Sainsbury's and the surprising way they filled a £2.5bn sales hole

TRC 022 - Sainsbury's and the surprising way they filled a £2.5bn sales hole

growth Nov 23, 2023

Read time: 5 mins

I was talking to a startup CEO recently about the current funding environment.

Agreeing that it’s pretty tough out there for founders, we discussed how they might get to break even and brought to mind an old story about how you achieve big, hairy goals.

Back in 2004, Sainsbury's had lost their mojo - sales were declining and customer satisfaction issues seemed overwhelming.

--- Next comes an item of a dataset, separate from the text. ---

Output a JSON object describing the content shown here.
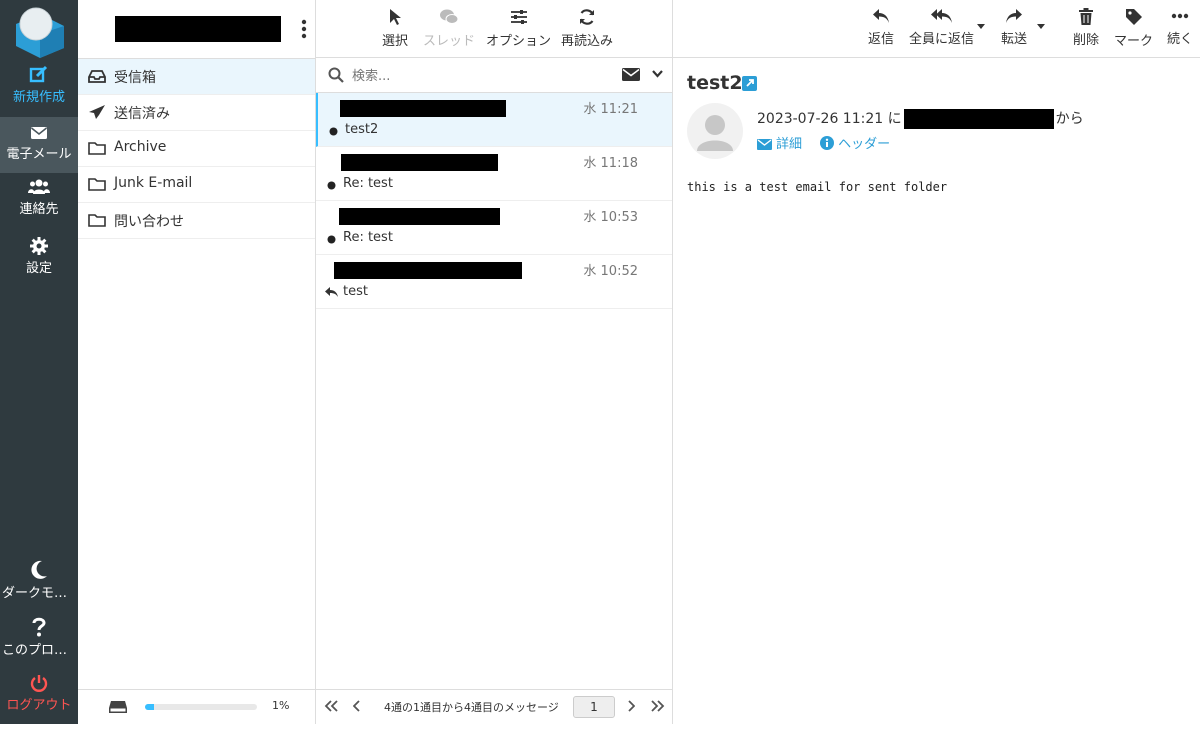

They were going round in circles wondering how they would fill a huge £2.5bn hole in their sales.

They took the problem to their advertising agency who explained that it’s almost impossible to conceptualise how you go after such a large goal.

So, they broke it down into a much smaller one.

What they realised is that they just needed to get each customer to spend an extra £1.14 each week when they came to store.

Research showed them that customers were ‘sleep walking’ through their weekly shop.

The resulting campaign, rooted in the concept of "Try Something New Today," aimed to disrupt the routine shopping habits of customers, providing them with simple food ideas and recipe cards in-store.

The beauty of this strategy was that they didn’t need to win any new customers or market share to achieve their goals.

The result? A huge turnaround in sales with the £2.5bn goal achieved 3 months ahead of target.

It was achieved by getting the entire business behind the plan - not just a new advertising campaign.

Well that’s great you say. What does that mean for me as a startup founder?

Here are some of the lessons you can apply:

  1. Setting tasks against the big goals can seem overwhelming. Breaking down targets into smaller goals (eg additional sales per day, additional spend per customer per week) makes it easier to visualize the solutions. You can then add these up to forecast the potential impact.
  2. It’s not always about new customers. Improving retention and focussing on ensuring your existing customers continue to buy (and ideally buy more) is a key to building a strong and stable business. Having a business that is a leaky bucket with customers flowing out regularly is never a path to success. Do you know how many of your customers repeat within a 12 month period?
  3. Embedding your vision and goals into your company culture. makes it more likely you will achieve them and will ensure a consistent brand experience for customers. Make sure everyone on the team knows what success looks like and what their role is in achieving goals. Then let them know how they and the business are tracking.
  4. Sainsbury’s approach was underpinned by data analysis, from calculating the additional spend per customer to tracking ROI. If you don’t embrace data to inform decisions, measure success, and adjust strategies, you are leaving success much more to chance. You can’t impact what you can’t measure.
  5. Success tends to be much more rooted in consistent experimentation towards a goal, rather than intermittent revolution. You rarely need to throw away everything you were already doing to make things better. And on the way to step by step success, we might just find a big needle mover.

And what did the startup CEO I spoke to decide?

16 additional sales per day.

That’s what they need to get to cash flow positive.

When they realised this, that’s when the ideas about how to get there started to flow.